Although there’s nothing revolutionary in 3.4 compared to 3.3, this free release candidate gives you a much better opportunity to evaluate it. Adobe have however added support for RAW images and several brands of camera and lens profiles in version 3.4. Note however that because this is a release candidate, it may be buggy and Adobe encourage users to report problems to the Bug Report Forum.

Adobe Lightroom allows both professional and advanced photographers to import, store, organize, edit and export thousands of pictures from one uncluttered interface. You can create sets and collections to store your pictures and add tags to every individual photo.

The timeline view at the bottom is a great way to quickly browse through pictures.

Editing tools are located on the right of the interface. The Library section works wonders to adjust things like white balance, exposure or vibrancy quickly.

For advanced editing you’ll have to go to the Develop section though. This is where you’ll be able to correct details, camera calibration, split toning and more. Adobe Lightroom lets you create virtual copies so you can edit elements without affecting the original.

Adobe’s photo management tool also includes a section to create your own Slideshow, including transitions, overlays and music. Although it creates nice slideshows it feels a bit counter-intuitive and previewing takes a while.

I also liked how in-depth the Print settings were, letting you adjust things like margins or print resolution very precisely.
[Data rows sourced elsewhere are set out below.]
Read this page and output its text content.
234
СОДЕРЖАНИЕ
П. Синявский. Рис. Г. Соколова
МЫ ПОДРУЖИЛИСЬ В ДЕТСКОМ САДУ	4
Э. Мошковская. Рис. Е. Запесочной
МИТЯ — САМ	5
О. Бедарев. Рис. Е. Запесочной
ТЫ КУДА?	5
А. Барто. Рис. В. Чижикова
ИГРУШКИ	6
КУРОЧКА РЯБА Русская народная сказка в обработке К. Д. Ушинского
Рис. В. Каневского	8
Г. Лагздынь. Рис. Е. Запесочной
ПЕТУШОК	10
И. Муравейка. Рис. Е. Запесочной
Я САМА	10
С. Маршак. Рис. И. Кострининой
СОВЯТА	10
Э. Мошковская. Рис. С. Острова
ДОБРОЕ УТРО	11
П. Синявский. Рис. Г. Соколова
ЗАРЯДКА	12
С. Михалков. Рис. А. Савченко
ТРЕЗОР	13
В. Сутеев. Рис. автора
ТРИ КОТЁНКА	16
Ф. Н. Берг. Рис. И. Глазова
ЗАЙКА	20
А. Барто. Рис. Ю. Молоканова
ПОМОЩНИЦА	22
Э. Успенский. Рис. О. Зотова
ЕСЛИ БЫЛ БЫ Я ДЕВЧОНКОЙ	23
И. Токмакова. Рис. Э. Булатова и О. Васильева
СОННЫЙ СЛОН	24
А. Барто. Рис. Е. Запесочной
The last section allows you to optimize your photos for the Web and create a flash gallery and a postcard viewer among others. It includes integration with sites such as Faceback and Flickr although not Picasa and iPhoto.

Thanks to an excellent structure, slick interface, advanced editing tools and features to print, publish to web and slideshow tools, Adobe Lightroom is one of the best photo management programs out there. It’s a bit complicated for all those simply used to using Picasa and iPhoto but for true photographic professionals, it’s a real treat.